Additionally, you eventually get to so many efficiencies through Finance 2.0 that translate all the way down the supply chains, including transport and commerce of every variety, that you end up solving a lot of the problems that were present at Proof of Work’s conception.

Final thoughts?

It’s an exciting area because it’s essentially the internet extending itself into a huge domain from which it’s always been locked out, and because of the notion that Bitcoin has changed all of that. It’s going to take 20 years for finance to be reinvented, but hopefully we end up with a far more equitable world where somebody can live in Madagascar and get the banking services they would receive in New York, or even cheaper access to financial services. It’s immensely exciting and immensely valuable for the world.

One thing we do at Uphold is make a point of being hyper-transparent. You can go to our transparency page and ask yourself if you’ve ever seen a financial institution that–in real time–lays out what they and their clients are holding in reserve. No bank does that, and the fact that no bank does that is what led to the savings and loans crisis and the 2008 crisis. The banking system of today is not transparent, continues to be built to fail, and only works because there’s government insurance and taxpayer money making sure that when things go wrong, not everybody loses all their money.

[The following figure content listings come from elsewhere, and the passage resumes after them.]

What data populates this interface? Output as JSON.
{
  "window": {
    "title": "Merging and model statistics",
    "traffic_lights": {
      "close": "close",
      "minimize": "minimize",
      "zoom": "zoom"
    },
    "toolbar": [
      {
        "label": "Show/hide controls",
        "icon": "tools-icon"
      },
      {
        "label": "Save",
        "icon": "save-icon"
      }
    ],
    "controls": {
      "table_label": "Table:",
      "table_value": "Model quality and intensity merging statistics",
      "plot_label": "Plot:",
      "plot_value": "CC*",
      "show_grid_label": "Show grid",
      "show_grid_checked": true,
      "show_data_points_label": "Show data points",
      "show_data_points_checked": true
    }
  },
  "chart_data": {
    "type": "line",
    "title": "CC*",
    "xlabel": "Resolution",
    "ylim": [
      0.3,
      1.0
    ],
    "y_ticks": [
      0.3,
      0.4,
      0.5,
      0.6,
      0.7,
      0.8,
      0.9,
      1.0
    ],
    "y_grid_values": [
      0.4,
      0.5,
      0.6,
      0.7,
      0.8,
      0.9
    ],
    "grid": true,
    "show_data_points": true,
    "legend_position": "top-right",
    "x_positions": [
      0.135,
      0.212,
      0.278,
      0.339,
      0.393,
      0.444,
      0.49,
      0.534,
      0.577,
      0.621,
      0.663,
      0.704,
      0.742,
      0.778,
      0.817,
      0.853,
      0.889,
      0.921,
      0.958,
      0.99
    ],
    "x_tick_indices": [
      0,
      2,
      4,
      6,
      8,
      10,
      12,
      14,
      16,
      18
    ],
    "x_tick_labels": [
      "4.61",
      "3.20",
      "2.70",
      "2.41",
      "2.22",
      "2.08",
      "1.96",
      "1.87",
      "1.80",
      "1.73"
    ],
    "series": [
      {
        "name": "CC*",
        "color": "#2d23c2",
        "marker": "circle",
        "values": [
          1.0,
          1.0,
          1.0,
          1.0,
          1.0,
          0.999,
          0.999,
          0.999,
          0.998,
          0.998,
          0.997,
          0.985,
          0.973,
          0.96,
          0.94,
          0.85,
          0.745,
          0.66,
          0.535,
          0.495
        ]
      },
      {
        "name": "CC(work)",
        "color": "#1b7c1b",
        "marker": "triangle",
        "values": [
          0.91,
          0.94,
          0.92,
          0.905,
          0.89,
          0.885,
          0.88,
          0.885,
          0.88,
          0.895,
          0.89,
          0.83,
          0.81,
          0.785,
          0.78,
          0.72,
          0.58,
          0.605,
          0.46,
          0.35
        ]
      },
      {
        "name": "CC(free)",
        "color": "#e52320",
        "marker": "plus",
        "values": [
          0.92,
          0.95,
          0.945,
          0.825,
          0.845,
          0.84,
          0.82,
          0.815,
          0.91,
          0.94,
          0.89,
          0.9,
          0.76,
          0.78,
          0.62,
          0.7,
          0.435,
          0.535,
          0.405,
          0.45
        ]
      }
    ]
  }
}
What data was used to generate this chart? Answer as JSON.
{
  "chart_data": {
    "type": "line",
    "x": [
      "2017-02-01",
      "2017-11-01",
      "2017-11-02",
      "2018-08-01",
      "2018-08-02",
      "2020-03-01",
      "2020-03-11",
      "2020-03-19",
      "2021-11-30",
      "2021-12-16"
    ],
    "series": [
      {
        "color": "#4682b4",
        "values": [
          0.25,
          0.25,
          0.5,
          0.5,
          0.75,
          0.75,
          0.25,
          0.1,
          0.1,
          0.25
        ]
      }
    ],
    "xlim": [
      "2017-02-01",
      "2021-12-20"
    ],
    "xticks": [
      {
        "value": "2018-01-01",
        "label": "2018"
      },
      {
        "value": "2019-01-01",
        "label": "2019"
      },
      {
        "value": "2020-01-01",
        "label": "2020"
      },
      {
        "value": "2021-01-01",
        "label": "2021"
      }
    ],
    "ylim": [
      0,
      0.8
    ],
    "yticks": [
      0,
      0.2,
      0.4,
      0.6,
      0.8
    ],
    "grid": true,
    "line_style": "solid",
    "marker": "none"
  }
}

What’s very possible through this new paradigm is a financial system where the taxpayer doesn’t have to be there to bail out the crappy DNA of the system. We’ve invented an alternative system which is a lot better and actually works. Often, I think what gets lost, due to people being pretty religious about decentralization and a lot of other buzzwords, is the simple fact that increased transparency alone would be a huge improvement on the current system along with first-time access. Decentralization is great, but that trips over into that line that’s perhaps a little too libertarian to be in the best interest of what should come first: mass adoption.